L’organisation du monde ne s’en trouve pas affaiblie, mais au contraire
renforcée et elle y trouve en réalité ses maîtres piliers. Et pourquoi n’y
aurait-il pas un groupement européen qui donnerait à des peuples éloignés l’un
de l’autre le sentiment d’un patriotisme plus large et d’une sorte de
nationalité commune ? Et pourquoi un groupement européen ne devrait-il pas
occuper la place qui lui revient au milieu des autres grands groupements et
contribuer à diriger la barque de l’humanité ? Afin de pouvoir atteindre ce
but, il faut que les millions de familles collaborent sciemment et soient
animées de la foi nécessaire, quelle que puisse être la langue de leurs pères.
Nous
savons tous que les deux guerres mondiales que nous avons vécues sont nées des
efforts vaniteux de l’Allemagne nouvellement unie de jouer un rôle dominateur
dans le monde.
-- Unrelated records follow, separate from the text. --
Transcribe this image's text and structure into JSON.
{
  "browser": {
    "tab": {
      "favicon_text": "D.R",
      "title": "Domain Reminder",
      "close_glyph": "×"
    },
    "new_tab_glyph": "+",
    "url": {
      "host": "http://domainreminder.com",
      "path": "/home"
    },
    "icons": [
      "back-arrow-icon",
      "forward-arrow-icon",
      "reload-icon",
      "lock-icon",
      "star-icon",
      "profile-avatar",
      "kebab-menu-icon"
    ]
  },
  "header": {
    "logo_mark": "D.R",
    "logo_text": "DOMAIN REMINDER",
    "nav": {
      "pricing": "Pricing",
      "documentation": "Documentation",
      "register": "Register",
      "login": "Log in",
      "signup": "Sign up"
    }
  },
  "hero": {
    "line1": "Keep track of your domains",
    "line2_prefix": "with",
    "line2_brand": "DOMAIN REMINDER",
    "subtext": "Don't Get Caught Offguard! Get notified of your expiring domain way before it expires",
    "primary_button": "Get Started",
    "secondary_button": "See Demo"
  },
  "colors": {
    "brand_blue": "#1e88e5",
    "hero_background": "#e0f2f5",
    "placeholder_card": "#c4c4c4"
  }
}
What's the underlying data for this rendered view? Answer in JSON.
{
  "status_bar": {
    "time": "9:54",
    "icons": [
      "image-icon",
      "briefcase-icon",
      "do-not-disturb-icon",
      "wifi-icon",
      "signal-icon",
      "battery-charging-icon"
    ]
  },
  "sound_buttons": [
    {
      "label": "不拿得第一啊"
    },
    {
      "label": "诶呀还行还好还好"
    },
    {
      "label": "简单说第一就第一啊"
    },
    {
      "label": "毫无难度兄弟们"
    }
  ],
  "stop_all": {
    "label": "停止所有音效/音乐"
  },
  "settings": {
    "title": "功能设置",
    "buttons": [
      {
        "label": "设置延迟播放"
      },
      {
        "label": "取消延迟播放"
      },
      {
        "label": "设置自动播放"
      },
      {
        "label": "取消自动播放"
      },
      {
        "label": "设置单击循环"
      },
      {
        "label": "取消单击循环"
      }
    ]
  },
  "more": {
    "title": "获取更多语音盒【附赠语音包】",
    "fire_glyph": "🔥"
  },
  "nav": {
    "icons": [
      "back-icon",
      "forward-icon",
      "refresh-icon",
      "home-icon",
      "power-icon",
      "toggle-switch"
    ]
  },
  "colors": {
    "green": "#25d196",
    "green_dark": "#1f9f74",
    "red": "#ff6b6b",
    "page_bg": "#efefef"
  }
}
La dernière guerre a été marquée par des crimes et des massacres
tels qu’il faut remonter jusqu’à l’invasion des Mongols, au XIVe siècle, pour
trouver quelque chose d’approchant, et tels aussi que l’histoire de l’humanité
n’en avait encore jamais connu jusqu’alors. Le coupable doit être châtié. Il
faut mettre l’Allemagne dans l’impossibilité de s’armer à nouveau et de
déclencher une nouvelle guerre d’agression. Quand cela sera chose faite, et
cela le sera, il faudra que se produise ce que Gladstone nommait jadis « l’acte
béni de l’oubli ». Nous devons tous tourner le dos aux horreurs du passé et
porter nos regards vers l’avenir. Nous ne pouvons pas continuer de porter dans
les années à venir la haine et le désir de vengeance tels qu’ils sont nés des
injustices passées. Si l’on veut préserver l’Europe d’une misère sans nom, il
faut faire place à la foi en la famille européenne et oublier toutes les folies
et tous les crimes du passé. Les peuples libres de l’Europe pourront-ils se
hisser au niveau de cette décision ? S’ils en sont capables, les injustices
causées seront partout lavées par la somme de misères endurées. L’agonie
doit-elle se prolonger ? La seule leçon de l’histoire est-elle que l’humanité
est fermée à tout enseignement ? Faisons place à la justice et à la liberté.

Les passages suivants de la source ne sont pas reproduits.